Gerrit Berckheyde, 'The Interior of the Grote Kerk, Haarlem', 1673
Full title | The Interior of the Grote Kerk, Haarlem |
---|---|
Artist | Gerrit Berckheyde |
Artist dates | 1638 - 1698 |
Date made | 1673 |
Medium and support | oil on wood |
Dimensions | 60.8 × 84.9 cm |
Inscription summary | Signed; Dated and inscribed |
Acquisition credit | Bought, 1895 |
Inventory number | NG1451 |
Location | Not on display |
Collection | Main Collection |
Haarlem’s Grote Kerk is filled with people, though they are dwarfed by the architecture of the church. Gerrit Berckheyde painted the exterior of Haarlem’s most important church many times, but interior scenes of the same building by his hand are much rarer.
With a few exceptions, the vast congregation listens attentively to the preacher at the pulpit, whose gesture is repeated in that of the painted Christ barely visible on the open organ shutter high above the church’s choir. Similarly, a man in the left foreground lifts his finger to two children, seemingly telling them off for something they've just done. They are likely orphans – Berckheyde has positioned them next to the alms chest, where people could donate money to the orphanage.
Haarlem’s Grote Kerk is filled with people, though they are dwarfed by the architecture of the church, a vast space with a brass chandelier dangling in the centre. The painting’s orientation emphasises the pulpit, where the preacher would stand to read the sermon, an essential part of the liturgy in the Dutch Reformed Church. With a few exceptions, like the boy petting his dog, the congregation seems to listen attentively to the preacher, who lifts his finger in what is either a moralising gesture or a pointing acknowledgement of God above. The gesture is repeated by the man on the left side of the foreground, who seems to be telling off two young children. The one on the left is leaning on what has been identified as an alms chest, intended for collections for the local orphanage. The children are probably orphans, and the sign above the chest includes carved figures of an orphan girl and boy.

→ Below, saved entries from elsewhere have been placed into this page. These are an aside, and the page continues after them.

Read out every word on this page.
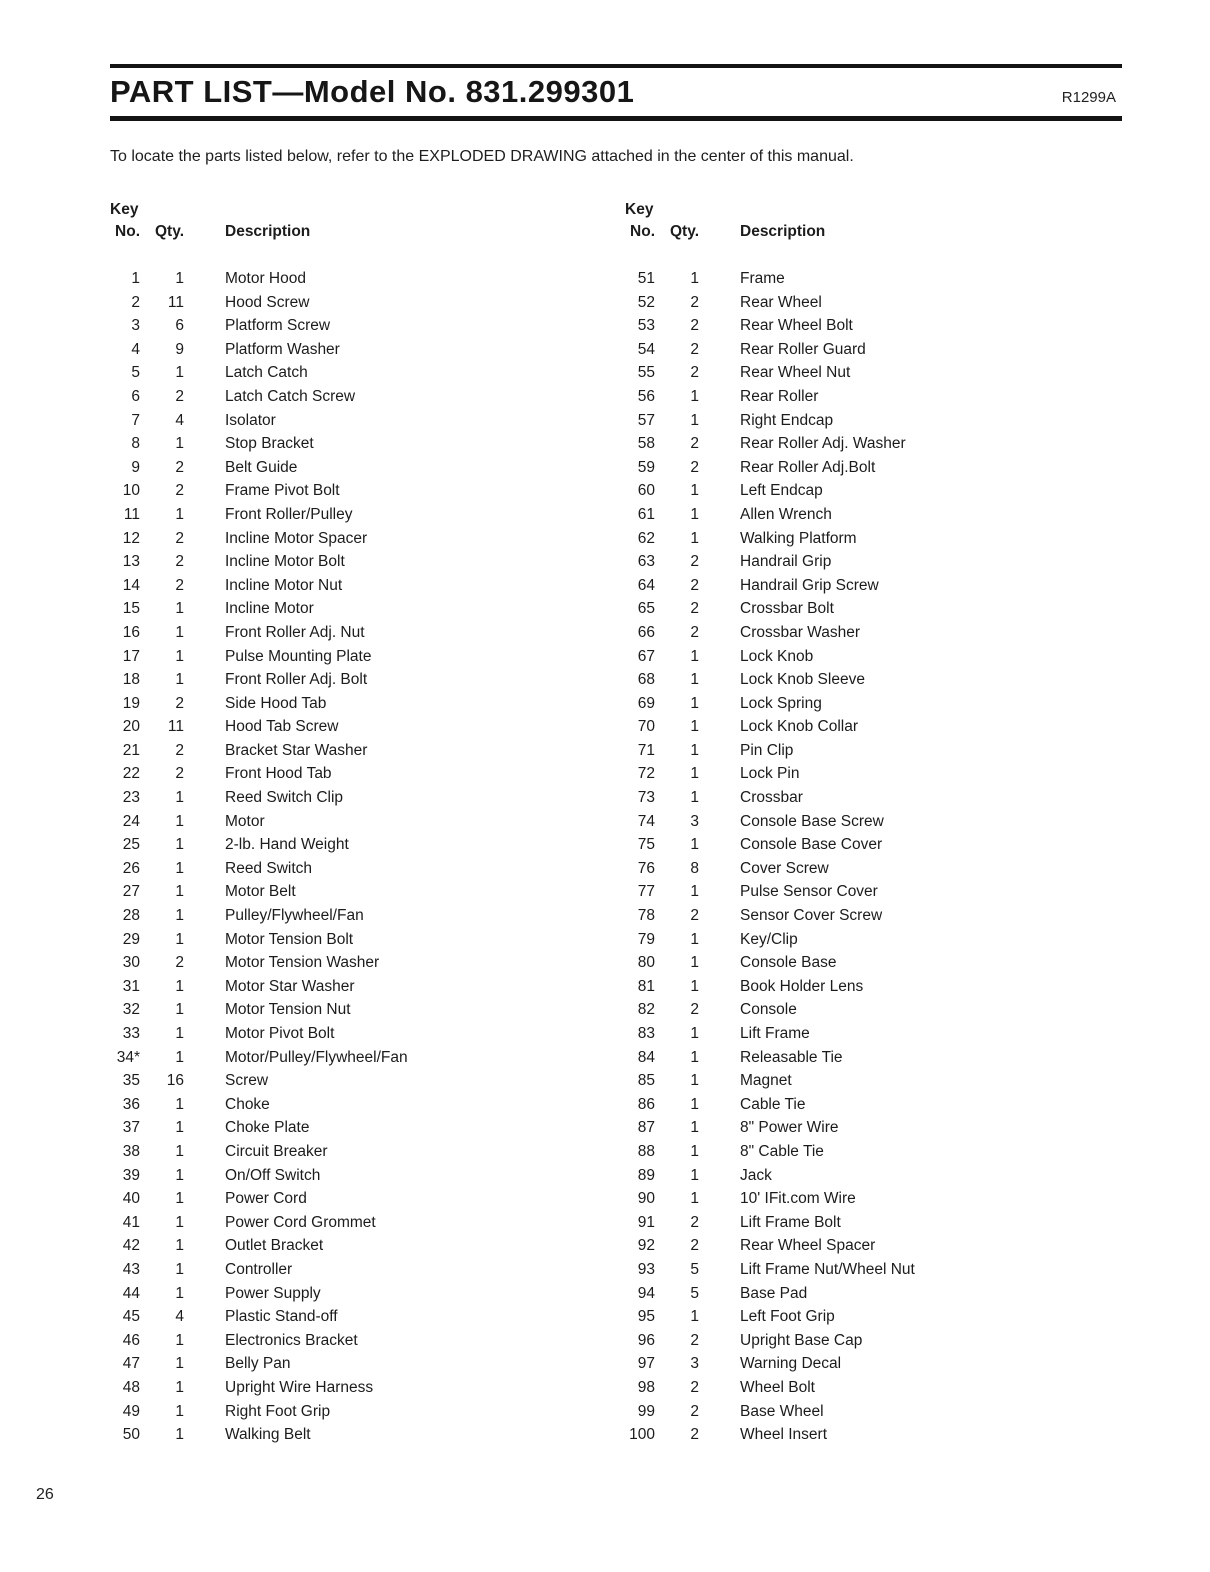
PART LIST—Model No. 831.299301	R1299A
To locate the parts listed below, refer to the EXPLODED DRAWING attached in the center of this manual.
Key
No. Qty.	Description
1	1	Motor Hood
2	11	Hood Screw
3	6	Platform Screw
4	9	Platform Washer
5	1	Latch Catch
6	2	Latch Catch Screw
7	4	Isolator
8	1	Stop Bracket
9	2	Belt Guide
10	2	Frame Pivot Bolt
11	1	Front Roller/Pulley
12	2	Incline Motor Spacer
13	2	Incline Motor Bolt
14	2	Incline Motor Nut
15	1	Incline Motor
16	1	Front Roller Adj. Nut
17	1	Pulse Mounting Plate
18	1	Front Roller Adj. Bolt
19	2	Side Hood Tab
20	11	Hood Tab Screw
21	2	Bracket Star Washer
22	2	Front Hood Tab
23	1	Reed Switch Clip
24	1	Motor
25	1	2-lb. Hand Weight
26	1	Reed Switch
27	1	Motor Belt
28	1	Pulley/Flywheel/Fan
29	1	Motor Tension Bolt
30	2	Motor Tension Washer
31	1	Motor Star Washer
32	1	Motor Tension Nut
33	1	Motor Pivot Bolt
34*	1	Motor/Pulley/Flywheel/Fan
35	16	Screw
36	1	Choke
37	1	Choke Plate
38	1	Circuit Breaker
39	1	On/Off Switch
40	1	Power Cord
41	1	Power Cord Grommet
42	1	Outlet Bracket
43	1	Controller
44	1	Power Supply
45	4	Plastic Stand-off
46	1	Electronics Bracket
47	1	Belly Pan
48	1	Upright Wire Harness
49	1	Right Foot Grip
50	1	Walking Belt
Key
No. Qty.	Description
51	1	Frame
52	2	Rear Wheel
53	2	Rear Wheel Bolt
54	2	Rear Roller Guard
55	2	Rear Wheel Nut
56	1	Rear Roller
57	1	Right Endcap
58	2	Rear Roller Adj. Washer
59	2	Rear Roller Adj.Bolt
60	1	Left Endcap
61	1	Allen Wrench
62	1	Walking Platform
63	2	Handrail Grip
64	2	Handrail Grip Screw
65	2	Crossbar Bolt
66	2	Crossbar Washer
67	1	Lock Knob
68	1	Lock Knob Sleeve
69	1	Lock Spring
70	1	Lock Knob Collar
71	1	Pin Clip
72	1	Lock Pin
73	1	Crossbar
74	3	Console Base Screw
75	1	Console Base Cover
76	8	Cover Screw
77	1	Pulse Sensor Cover
78	2	Sensor Cover Screw
79	1	Key/Clip
80	1	Console Base
81	1	Book Holder Lens
82	2	Console
83	1	Lift Frame
84	1	Releasable Tie
85	1	Magnet
86	1	Cable Tie
87	1	8" Power Wire
88	1	8" Cable Tie
89	1	Jack
90	1	10' IFit.com Wire
91	2	Lift Frame Bolt
92	2	Rear Wheel Spacer
93	5	Lift Frame Nut/Wheel Nut
94	5	Base Pad
95	1	Left Foot Grip
96	2	Upright Base Cap
97	3	Warning Decal
98	2	Wheel Bolt
99	2	Base Wheel
100	2	Wheel Insert
26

Close inspection of the painting reveals other small but meaningful details. In the choir high above the congregation is an organ, its shutter open. The right shutter door features a depiction of the Resurrection, and the painted Christ seems to be making the same gesture as the preacher and the man telling off the orphans, creating a visual parallel across the composition. There is another richly decorated organ on the right wall of the aisle, and one of the panels surrounding the preacher’s pulpit is inscribed with Psalm 138. Berckheyde has signed his painting on the stone paving in the foreground, along with the year 1673.
There is another painting by Gerrit Berckheyde in the National Gallery’s collection that depicts the exterior of the same church. The building was one of Berckheyde’s favourite subjects, though interior views by his hand are much rarer than exterior ones. This might have had something to do with his brother Job, who was more experienced in the interior genre. Another prolific painter of churches and church interiors, Pieter Saenredam, also painted the same interior some decades before.
A similar view of Haarlem’s most important church during a sermon was engraved by Jan van de Velde, after a drawing by Saenredam. This was made for a 1628 book that celebrated the city, which may have been the source that originally inspired Berckheyde’s painting.